What awards have you won in the recently?
This year we won 3rd prize in the Casalgrande Grande Prix award ceremony in Venice, Italy. Last year we won a merit award for a Commercial Office Development at the SA Property Owners Association (SAPOA) Awards for Alice Lane 2. In 2014, we received the AfriSam SAIA Sustainable Award for the Alexander Forbes building and we also took home the SAPOA Award for a commercial office development for Alice Lane Phase one. In 2013, we won awards from Gauteng Institute for Architecture, the Loerie Awards and we were the overall winner of the SAPOA Awards.
Is transformation a key objective for you?
We have formed and support a separate fully black owned entity – Paragon Architects South Africa. We believe this is a better approach rather than giving say 30% shareholding to a black owned trust. We have people who collectively assist both divisions with legal services, occupational health and safety and so on. And we are seeing that business growing significantly, so that I believe it will ultimately surpass the original Paragon Architects.

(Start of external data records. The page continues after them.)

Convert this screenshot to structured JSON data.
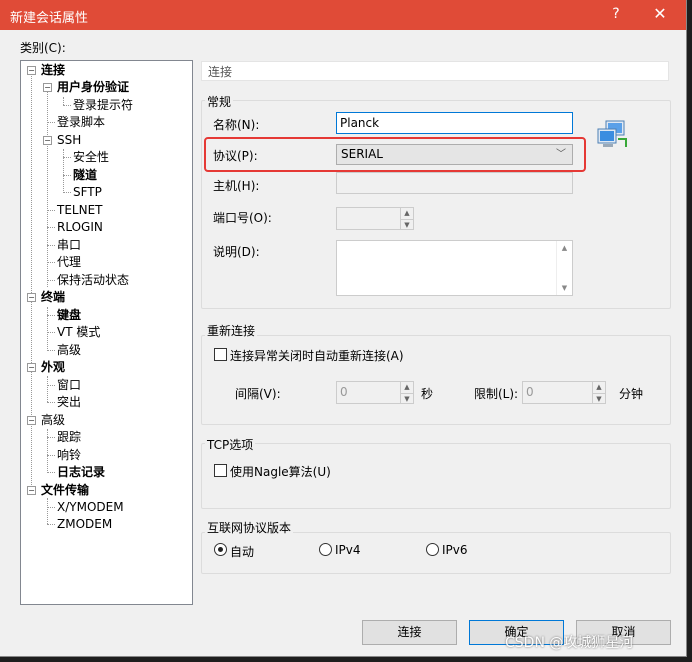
{
  "window": {
    "title": "新建会话属性",
    "help_label": "?",
    "close_label": "✕"
  },
  "category_label": "类别(C):",
  "tree": {
    "connection": "连接",
    "auth": "用户身份验证",
    "login_prompt": "登录提示符",
    "login_script": "登录脚本",
    "ssh": "SSH",
    "security": "安全性",
    "tunnel": "隧道",
    "sftp": "SFTP",
    "telnet": "TELNET",
    "rlogin": "RLOGIN",
    "serial": "串口",
    "proxy": "代理",
    "keepalive": "保持活动状态",
    "terminal": "终端",
    "keyboard": "键盘",
    "vt_mode": "VT 模式",
    "advanced_terminal": "高级",
    "appearance": "外观",
    "window": "窗口",
    "highlight": "突出",
    "advanced": "高级",
    "trace": "跟踪",
    "bell": "响铃",
    "logging": "日志记录",
    "file_transfer": "文件传输",
    "xymodem": "X/YMODEM",
    "zmodem": "ZMODEM"
  },
  "breadcrumb": "连接",
  "general": {
    "title": "常规",
    "name_label": "名称(N):",
    "name_value": "Planck",
    "protocol_label": "协议(P):",
    "protocol_value": "SERIAL",
    "host_label": "主机(H):",
    "host_value": "",
    "port_label": "端口号(O):",
    "port_value": "",
    "desc_label": "说明(D):",
    "desc_value": ""
  },
  "reconnect": {
    "title": "重新连接",
    "checkbox_label": "连接异常关闭时自动重新连接(A)",
    "interval_label": "间隔(V):",
    "interval_value": "0",
    "interval_unit": "秒",
    "limit_label": "限制(L):",
    "limit_value": "0",
    "limit_unit": "分钟"
  },
  "tcp": {
    "title": "TCP选项",
    "nagle_label": "使用Nagle算法(U)"
  },
  "ip_version": {
    "title": "互联网协议版本",
    "options": [
      "自动",
      "IPv4",
      "IPv6"
    ],
    "selected": "自动"
  },
  "buttons": {
    "connect": "连接",
    "ok": "确定",
    "cancel": "取消"
  },
  "watermark": "CSDN @攻城狮星河",
  "colors": {
    "titlebar": "#e04b37",
    "highlight_box": "#e53935"
  }
}
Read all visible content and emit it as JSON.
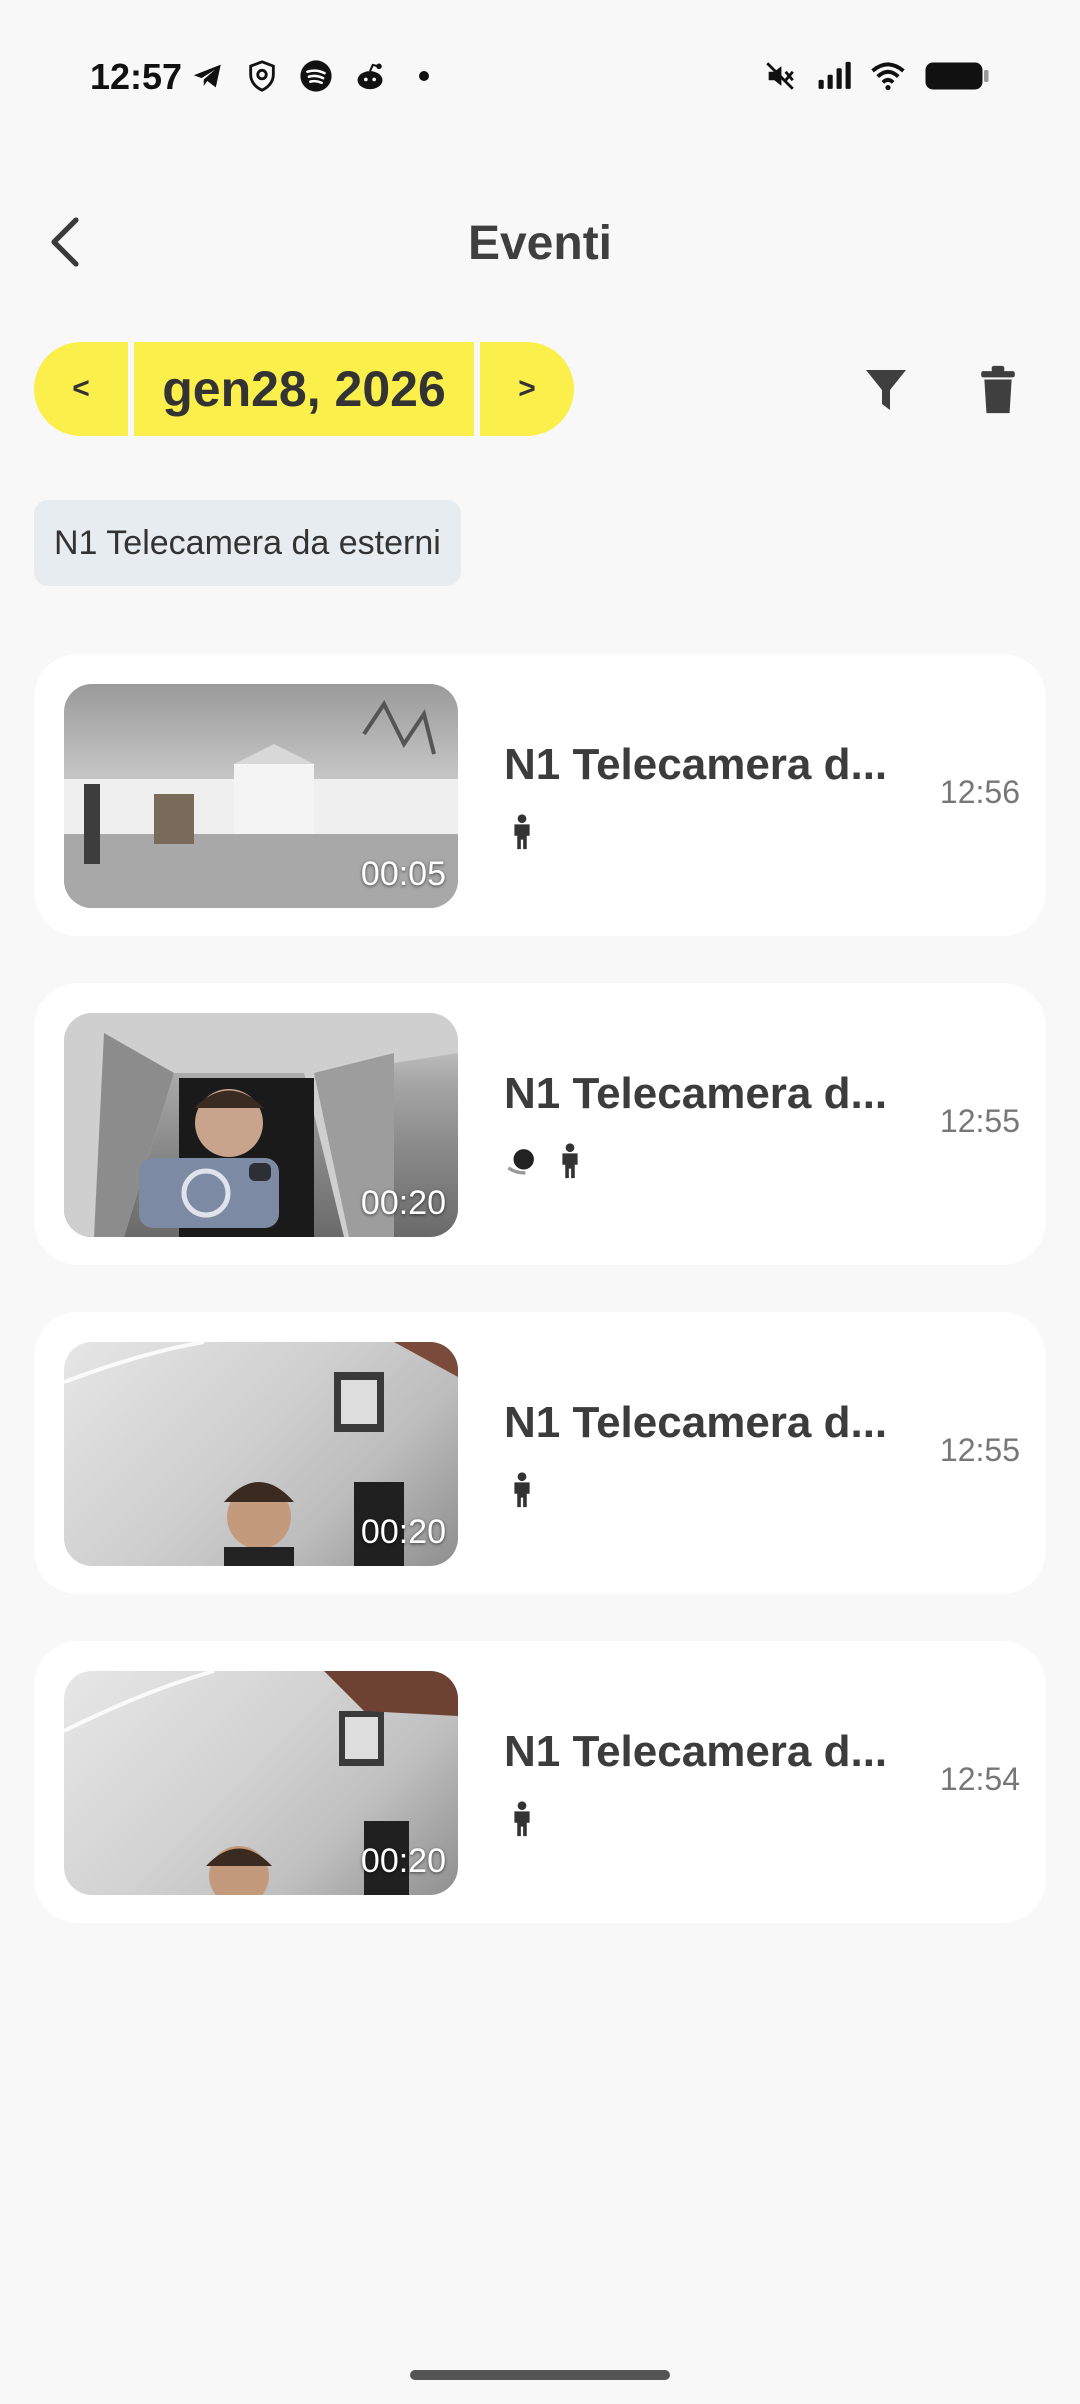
{
  "status_bar": {
    "time": "12:57",
    "left_icons": [
      "telegram-icon",
      "shield-icon",
      "spotify-icon",
      "reddit-icon",
      "dot-icon"
    ],
    "right_icons": [
      "mute-icon",
      "signal-icon",
      "wifi-icon",
      "battery-icon"
    ]
  },
  "header": {
    "title": "Eventi",
    "back_icon": "chevron-left-icon"
  },
  "date_nav": {
    "prev_label": "<",
    "date_label": "gen28, 2026",
    "next_label": ">",
    "accent_color": "#fbef4b"
  },
  "actions": {
    "filter_icon": "filter-icon",
    "delete_icon": "trash-icon"
  },
  "camera_filter": {
    "label": "N1 Telecamera da esterni"
  },
  "events": [
    {
      "title": "N1 Telecamera d...",
      "time": "12:56",
      "duration": "00:05",
      "icons": [
        "person-icon"
      ]
    },
    {
      "title": "N1 Telecamera d...",
      "time": "12:55",
      "duration": "00:20",
      "icons": [
        "motion-icon",
        "person-icon"
      ]
    },
    {
      "title": "N1 Telecamera d...",
      "time": "12:55",
      "duration": "00:20",
      "icons": [
        "person-icon"
      ]
    },
    {
      "title": "N1 Telecamera d...",
      "time": "12:54",
      "duration": "00:20",
      "icons": [
        "person-icon"
      ]
    }
  ]
}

How do you measure your customer service?
Our projects are very interactive in nature so we engage our clients continuously. Fifteen developers control 80% of the market so it is quite easy to gauge how well you are servicing the market from your interactions with the main players. We also make sure that each project is supervised by a senior staff member. In addition, we assess client service as part of our four-month assessment of our staff.